🤖 AI Summary
Current multimodal large language models (MLLMs) exhibit imbalanced responses to easy versus hard samples during preference alignment: overfitting on easily distinguishable instances while underfitting on challenging ones. To address this, we propose a dynamic, joint optimization framework that simultaneously perceives data hardness and model response—introducing the first dual-driven DPO variant grounded in *data hardness awareness* and *model response awareness*. Our method quantifies image-text matching difficulty and integrates model output confidence to construct a difficulty-adaptive dynamic weighting mechanism, enabling fine-grained alignment. Evaluated across five benchmarks, our approach significantly enhances reliability and generalization: DAMO-7B reduces response-level and mention-level hallucinations by 90.0% and 95.3%, respectively, on Object HalBench—outperforming GPT-4V.
📝 Abstract
Direct Preference Optimization (DPO) has shown effectiveness in aligning multi-modal large language models (MLLM) with human preferences. However, existing methods exhibit an imbalanced responsiveness to the data of varying hardness, tending to overfit on the easy-to-distinguish data while underfitting on the hard-to-distinguish data. In this paper, we propose Data- and Model-aware DPO (DAMO) to dynamically adjust the optimization process from two key aspects: (1) a data-aware strategy that incorporates data hardness, and (2) a model-aware strategy that integrates real-time model responses.
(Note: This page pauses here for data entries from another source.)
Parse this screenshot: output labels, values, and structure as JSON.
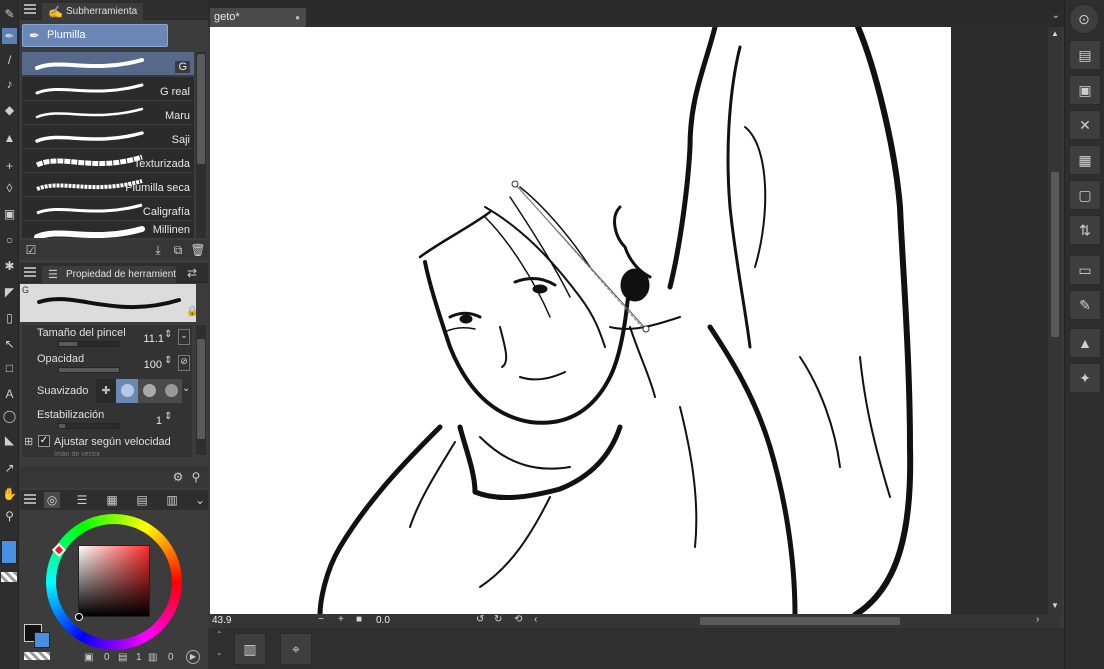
{
  "subtool_panel": {
    "tab_label": "Subherramienta",
    "selected_group": "Plumilla",
    "brushes": [
      {
        "label": "G",
        "selected": true
      },
      {
        "label": "G real",
        "selected": false
      },
      {
        "label": "Maru",
        "selected": false
      },
      {
        "label": "Saji",
        "selected": false
      },
      {
        "label": "Texturizada",
        "selected": false
      },
      {
        "label": "Plumilla seca",
        "selected": false
      },
      {
        "label": "Caligrafía",
        "selected": false
      },
      {
        "label": "Millinen",
        "selected": false
      }
    ]
  },
  "tool_property": {
    "tab_label": "Propiedad de herramient",
    "preview_label": "G",
    "brush_size_label": "Tamaño del pincel",
    "brush_size_value": "11.1",
    "opacity_label": "Opacidad",
    "opacity_value": "100",
    "smoothing_label": "Suavizado",
    "stabilization_label": "Estabilización",
    "stabilization_value": "1",
    "adjust_velocity_label": "Ajustar según velocidad",
    "adjust_velocity_checked": true,
    "hidden_row_label": "Imán de vector"
  },
  "color_panel": {
    "main_color": "#111111",
    "sub_color": "#4a90e2",
    "footer_values": [
      "0",
      "1",
      "0"
    ]
  },
  "document": {
    "tab_label": "geto*",
    "zoom_value": "43.9",
    "rotation_value": "0.0"
  },
  "colors": {
    "accent": "#6b87b6",
    "selected_row": "#56698a"
  }
}
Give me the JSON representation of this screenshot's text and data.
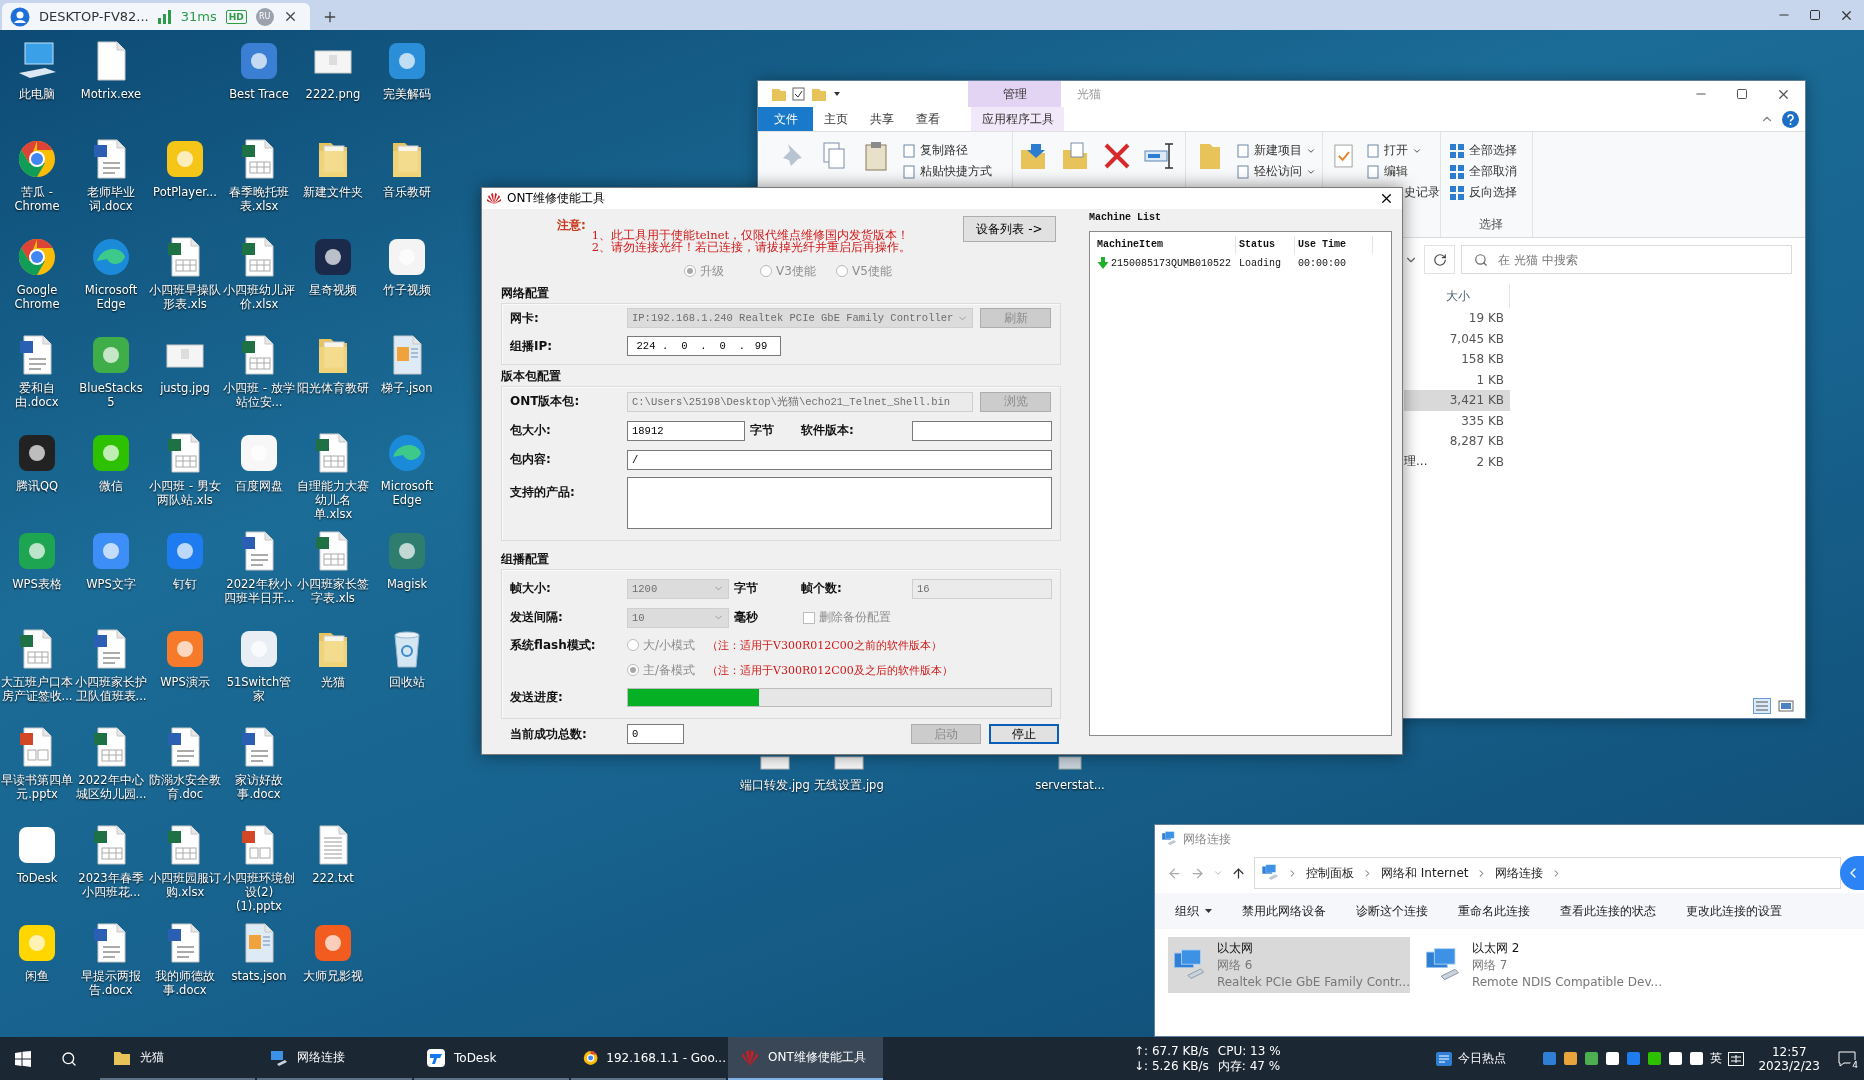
{
  "remote_tab": {
    "title": "DESKTOP-FV82...",
    "latency": "31ms",
    "quality": "HD",
    "user": "RU"
  },
  "desktop_icon_rows": [
    [
      {
        "label": "此电脑",
        "kind": "pc"
      },
      {
        "label": "Motrix.exe",
        "kind": "file"
      },
      null,
      {
        "label": "Best Trace",
        "kind": "app",
        "color": "#3b7fd4"
      },
      {
        "label": "2222.png",
        "kind": "image"
      },
      {
        "label": "完美解码",
        "kind": "app",
        "color": "#2a8fd8"
      }
    ],
    [
      {
        "label": "苦瓜 - Chrome",
        "kind": "chrome"
      },
      {
        "label": "老师毕业词.docx",
        "kind": "word"
      },
      {
        "label": "PotPlayer...",
        "kind": "app",
        "color": "#f5c518"
      },
      {
        "label": "春季晚托班表.xlsx",
        "kind": "excel"
      },
      {
        "label": "新建文件夹",
        "kind": "folder"
      },
      {
        "label": "音乐教研",
        "kind": "folder"
      }
    ],
    [
      {
        "label": "Google Chrome",
        "kind": "chrome"
      },
      {
        "label": "Microsoft Edge",
        "kind": "edge"
      },
      {
        "label": "小四班早操队形表.xls",
        "kind": "excel"
      },
      {
        "label": "小四班幼儿评价.xlsx",
        "kind": "excel"
      },
      {
        "label": "星奇视频",
        "kind": "app",
        "color": "#1b2a4a"
      },
      {
        "label": "竹子视频",
        "kind": "app",
        "color": "#f4f4f4"
      }
    ],
    [
      {
        "label": "爱和自由.docx",
        "kind": "word"
      },
      {
        "label": "BlueStacks 5",
        "kind": "app",
        "color": "#3fae49"
      },
      {
        "label": "justg.jpg",
        "kind": "image"
      },
      {
        "label": "小四班 - 放学站位安...",
        "kind": "excel"
      },
      {
        "label": "阳光体育教研",
        "kind": "folder"
      },
      {
        "label": "梯子.json",
        "kind": "json"
      }
    ],
    [
      {
        "label": "腾讯QQ",
        "kind": "app",
        "color": "#222222"
      },
      {
        "label": "微信",
        "kind": "app",
        "color": "#2dc100"
      },
      {
        "label": "小四班 - 男女两队站.xls",
        "kind": "excel"
      },
      {
        "label": "百度网盘",
        "kind": "app",
        "color": "#f7f7f7"
      },
      {
        "label": "自理能力大赛幼儿名单.xlsx",
        "kind": "excel"
      },
      {
        "label": "Microsoft Edge",
        "kind": "edge"
      }
    ],
    [
      {
        "label": "WPS表格",
        "kind": "app",
        "color": "#1da552"
      },
      {
        "label": "WPS文字",
        "kind": "app",
        "color": "#3d8ef7"
      },
      {
        "label": "钉钉",
        "kind": "app",
        "color": "#1f7cf0"
      },
      {
        "label": "2022年秋小四班半日开...",
        "kind": "word"
      },
      {
        "label": "小四班家长签字表.xls",
        "kind": "excel"
      },
      {
        "label": "Magisk",
        "kind": "app",
        "color": "#2f7d6e"
      }
    ],
    [
      {
        "label": "大五班户口本房产证签收...",
        "kind": "excel"
      },
      {
        "label": "小四班家长护卫队值班表...",
        "kind": "word"
      },
      {
        "label": "WPS演示",
        "kind": "app",
        "color": "#f77a2a"
      },
      {
        "label": "51Switch管家",
        "kind": "app",
        "color": "#e9eef5"
      },
      {
        "label": "光猫",
        "kind": "folder"
      },
      {
        "label": "回收站",
        "kind": "recycle"
      }
    ],
    [
      {
        "label": "早读书第四单元.pptx",
        "kind": "ppt"
      },
      {
        "label": "2022年中心城区幼儿园...",
        "kind": "excel"
      },
      {
        "label": "防溺水安全教育.doc",
        "kind": "word"
      },
      {
        "label": "家访好故事.docx",
        "kind": "word"
      }
    ],
    [
      {
        "label": "ToDesk",
        "kind": "app",
        "color": "#ffffff"
      },
      {
        "label": "2023年春季小四班花...",
        "kind": "excel"
      },
      {
        "label": "小四班园服订购.xlsx",
        "kind": "excel"
      },
      {
        "label": "小四班环境创设(2)(1).pptx",
        "kind": "ppt"
      },
      {
        "label": "222.txt",
        "kind": "text"
      }
    ],
    [
      {
        "label": "闲鱼",
        "kind": "app",
        "color": "#ffd600"
      },
      {
        "label": "早提示两报告.docx",
        "kind": "word"
      },
      {
        "label": "我的师德故事.docx",
        "kind": "word"
      },
      {
        "label": "stats.json",
        "kind": "json"
      },
      {
        "label": "大师兄影视",
        "kind": "app",
        "color": "#f25c1f"
      }
    ]
  ],
  "desktop_extra_icons": [
    {
      "label": "端口转发.jpg",
      "kind": "image"
    },
    {
      "label": "无线设置.jpg",
      "kind": "image"
    },
    {
      "label": "serverstat...",
      "kind": "file"
    }
  ],
  "explorer": {
    "title": "光猫",
    "context_header": "管理",
    "tabs": [
      {
        "label": "文件",
        "kind": "file"
      },
      {
        "label": "主页",
        "kind": "tab"
      },
      {
        "label": "共享",
        "kind": "tab"
      },
      {
        "label": "查看",
        "kind": "tab"
      },
      {
        "label": "应用程序工具",
        "kind": "context"
      }
    ],
    "clipboard_commands": [
      {
        "label": "复制路径",
        "kind": "icon",
        "dropdown": false
      },
      {
        "label": "粘贴快捷方式",
        "kind": "icon",
        "dropdown": false
      }
    ],
    "new_commands": [
      {
        "label": "新建项目",
        "kind": "icon",
        "dropdown": true
      },
      {
        "label": "轻松访问",
        "kind": "icon",
        "dropdown": true
      }
    ],
    "open_commands": [
      {
        "label": "打开",
        "kind": "icon",
        "dropdown": true
      },
      {
        "label": "编辑",
        "kind": "icon",
        "dropdown": false
      },
      {
        "label": "史记录",
        "kind": "cut",
        "dropdown": false
      }
    ],
    "select_commands": [
      {
        "label": "全部选择",
        "kind": "icon",
        "dropdown": false
      },
      {
        "label": "全部取消",
        "kind": "icon",
        "dropdown": false
      },
      {
        "label": "反向选择",
        "kind": "icon",
        "dropdown": false
      }
    ],
    "select_label": "选择",
    "search_placeholder": "在 光猫 中搜索",
    "size_column": "大小",
    "files": [
      {
        "size": "19 KB",
        "selected": false
      },
      {
        "size": "7,045 KB",
        "selected": false
      },
      {
        "size": "158 KB",
        "selected": false
      },
      {
        "size": "1 KB",
        "selected": false
      },
      {
        "size": "3,421 KB",
        "selected": true
      },
      {
        "size": "335 KB",
        "selected": false
      },
      {
        "size": "8,287 KB",
        "selected": false
      },
      {
        "name": "理...",
        "size": "2 KB",
        "selected": false
      }
    ]
  },
  "ont_tool": {
    "title": "ONT维修使能工具",
    "notice_label": "注意:",
    "notice_lines": [
      "1、此工具用于使能telnet，仅限代维点维修国内发货版本！",
      "2、请勿连接光纤！若已连接，请拔掉光纤并重启后再操作。"
    ],
    "device_list_button": "设备列表 ->",
    "modes": [
      {
        "label": "升级",
        "selected": true,
        "disabled": true
      },
      {
        "label": "V3使能",
        "selected": false,
        "disabled": true
      },
      {
        "label": "V5使能",
        "selected": false,
        "disabled": true
      }
    ],
    "network": {
      "title": "网络配置",
      "nic_label": "网卡:",
      "nic_value": "IP:192.168.1.240 Realtek PCIe GbE Family Controller",
      "refresh_button": {
        "label": "刷新",
        "disabled": true
      },
      "ip_label": "组播IP:",
      "ip_parts": [
        "224",
        "0",
        "0",
        "99"
      ],
      "ip_separator": "."
    },
    "package": {
      "title": "版本包配置",
      "file_label": "ONT版本包:",
      "file_value": "C:\\Users\\25198\\Desktop\\光猫\\echo21_Telnet_Shell.bin",
      "browse_button": {
        "label": "浏览",
        "disabled": true
      },
      "size_label": "包大小:",
      "size_value": "18912",
      "size_unit": "字节",
      "version_label": "软件版本:",
      "content_label": "包内容:",
      "content_value": "/",
      "products_label": "支持的产品:"
    },
    "multicast": {
      "title": "组播配置",
      "frame_size_label": "帧大小:",
      "frame_size": "1200",
      "frame_size_unit": "字节",
      "frame_count_label": "帧个数:",
      "frame_count": "16",
      "interval_label": "发送间隔:",
      "interval": "10",
      "interval_unit": "毫秒",
      "delete_backup": {
        "label": "删除备份配置",
        "checked": false
      },
      "flash_label": "系统flash模式:",
      "flash_modes": [
        {
          "label": "大/小模式",
          "note": "（注：适用于V300R012C00之前的软件版本）",
          "selected": false
        },
        {
          "label": "主/备模式",
          "note": "（注：适用于V300R012C00及之后的软件版本）",
          "selected": true
        }
      ],
      "progress_label": "发送进度:",
      "progress": {
        "level": 0.31
      }
    },
    "success_label": "当前成功总数:",
    "success_count": "0",
    "start_button": {
      "label": "启动",
      "disabled": true
    },
    "stop_button": {
      "label": "停止",
      "disabled": false
    },
    "machine_list": {
      "title": "Machine List",
      "columns": [
        "MachineItem",
        "Status",
        "Use Time"
      ],
      "rows": [
        {
          "cells": [
            "2150085173QUMB010522",
            "Loading",
            "00:00:00"
          ]
        }
      ]
    }
  },
  "network_window": {
    "title": "网络连接",
    "breadcrumbs": [
      "控制面板",
      "网络和 Internet",
      "网络连接"
    ],
    "commands": [
      {
        "label": "组织",
        "dropdown": true
      },
      {
        "label": "禁用此网络设备",
        "dropdown": false
      },
      {
        "label": "诊断这个连接",
        "dropdown": false
      },
      {
        "label": "重命名此连接",
        "dropdown": false
      },
      {
        "label": "查看此连接的状态",
        "dropdown": false
      },
      {
        "label": "更改此连接的设置",
        "dropdown": false
      }
    ],
    "connections": [
      {
        "name": "以太网",
        "network": "网络 6",
        "device": "Realtek PCIe GbE Family Contr...",
        "selected": true
      },
      {
        "name": "以太网 2",
        "network": "网络 7",
        "device": "Remote NDIS Compatible Dev...",
        "selected": false
      }
    ]
  },
  "taskbar": {
    "items": [
      {
        "label": "光猫",
        "kind": "folder",
        "active": false
      },
      {
        "label": "网络连接",
        "kind": "network",
        "active": false
      },
      {
        "label": "ToDesk",
        "kind": "remote",
        "active": false
      },
      {
        "label": "192.168.1.1 - Goo...",
        "kind": "browser",
        "active": false
      },
      {
        "label": "ONT维修使能工具",
        "kind": "tool",
        "active": true
      }
    ],
    "net_up": "↑: 67.7 KB/s",
    "net_down": "↓: 5.26 KB/s",
    "cpu": "CPU: 13 %",
    "memory": "内存: 47 %",
    "news": "今日热点",
    "ime": "英",
    "time": "12:57",
    "date": "2023/2/23",
    "notifications": "4"
  }
}
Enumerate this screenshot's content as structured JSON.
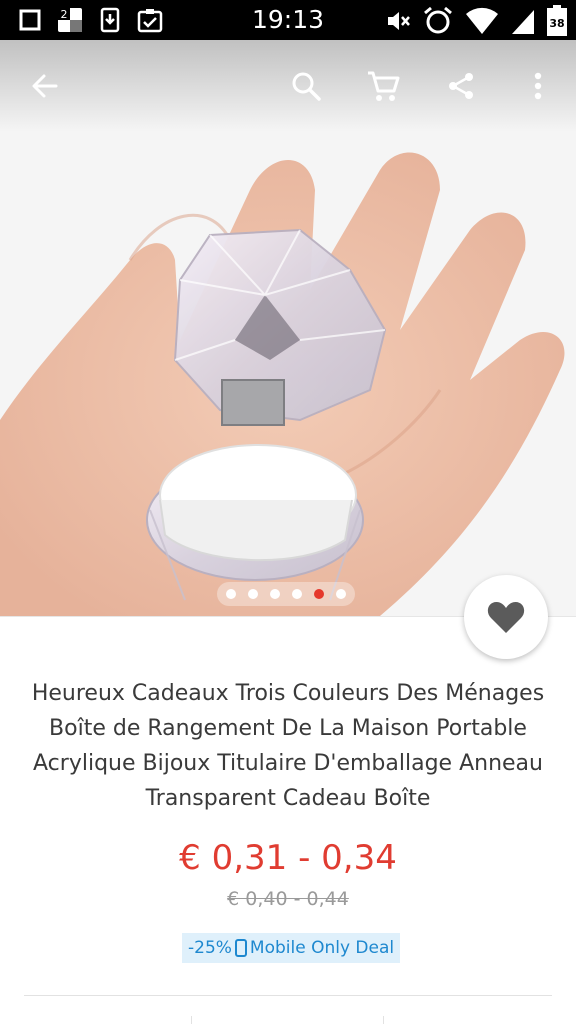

By combining the two strategies, DAMO enables the model to effectively adapt to data with varying levels of hardness. Extensive experiments on five benchmarks demonstrate that DAMO not only significantly enhances the trustworthiness, but also improves the effectiveness over general tasks. For instance, on the Object HalBench, our DAMO-7B reduces response-level and mentioned-level hallucination by 90.0% and 95.3%, respectively, surpassing the performance of GPT-4V.